Extract from article published on October 30th 2025 by Chip Le Grand from The Age:

 

As Victoria passed into law the state’s historic treaty with its First Peoples, the government’s only Indigenous MP, Sheena Watt, says it is a case of profound public policy colliding with the deeply personal.

During an emotional treaty debate which culminated on Thursday night with a vote in the upper house, Watt was close to tears as she recounted the moment she met her maternal grandmother for the first time and remade a family connection severed by the state’s past practice of removing Indigenous children from their parents.

She described their meeting in the Goulburn Valley town of Mooroopna last year as “an embrace that crossed the generations and, truthfully, our imagination”.

“I went there filled with questions and I left feeling full of love,” she told this masthead during a break in the treaty debate. “I left feeling that we had more to say, and it was the first time of many that I would see her.”

The same might be said of treaty, a process that formally began in Victoria nearly 10 years ago and has finally come into force. The statewide agreement before parliament on Thursday was expected to be followed by further treaties negotiated between the government and respective First Nations groups.

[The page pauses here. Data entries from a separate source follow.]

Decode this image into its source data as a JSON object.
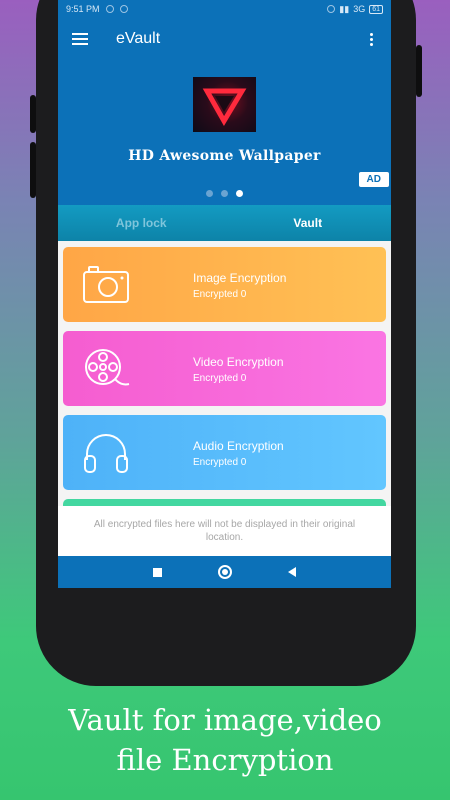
{
  "status": {
    "time": "9:51 PM",
    "network": "3G",
    "battery": "61"
  },
  "app": {
    "title": "eVault"
  },
  "banner": {
    "title": "HD Awesome Wallpaper",
    "ad_label": "AD"
  },
  "tabs": [
    {
      "label": "App lock",
      "active": false
    },
    {
      "label": "Vault",
      "active": true
    }
  ],
  "cards": [
    {
      "title": "Image Encryption",
      "subtitle": "Encrypted 0",
      "icon": "camera-icon",
      "color": "#ffb04e"
    },
    {
      "title": "Video Encryption",
      "subtitle": "Encrypted 0",
      "icon": "film-reel-icon",
      "color": "#f766d8"
    },
    {
      "title": "Audio Encryption",
      "subtitle": "Encrypted 0",
      "icon": "headphones-icon",
      "color": "#57bcfb"
    }
  ],
  "notice": "All encrypted files here will not be displayed in their original location.",
  "caption": {
    "line1": "Vault for image,video",
    "line2": "file Encryption"
  },
  "colors": {
    "primary": "#0c71b8",
    "tab_bar": "#1193bb"
  }
}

Treaty as an Aboriginal aspiration stretches back decades. Watt says it is a conversation most white people, until comparatively recently, have not been listening to. When asked what treaty will do for Indigenous people, she returns to the story of her mother, Annette Gail Watt, a member of the stolen generation.

“Treaty is so intimately connected to my family’s story now,” she said.

“For too long, governments have been making decisions about us without talking to us, without us being truly valued and respected for our knowledge and own communities. Treaty is about putting Aboriginal people at the front of decision-making about our own futures.

“I could get more technical and complex about it but truly, it is just about Aboriginal people being heard.”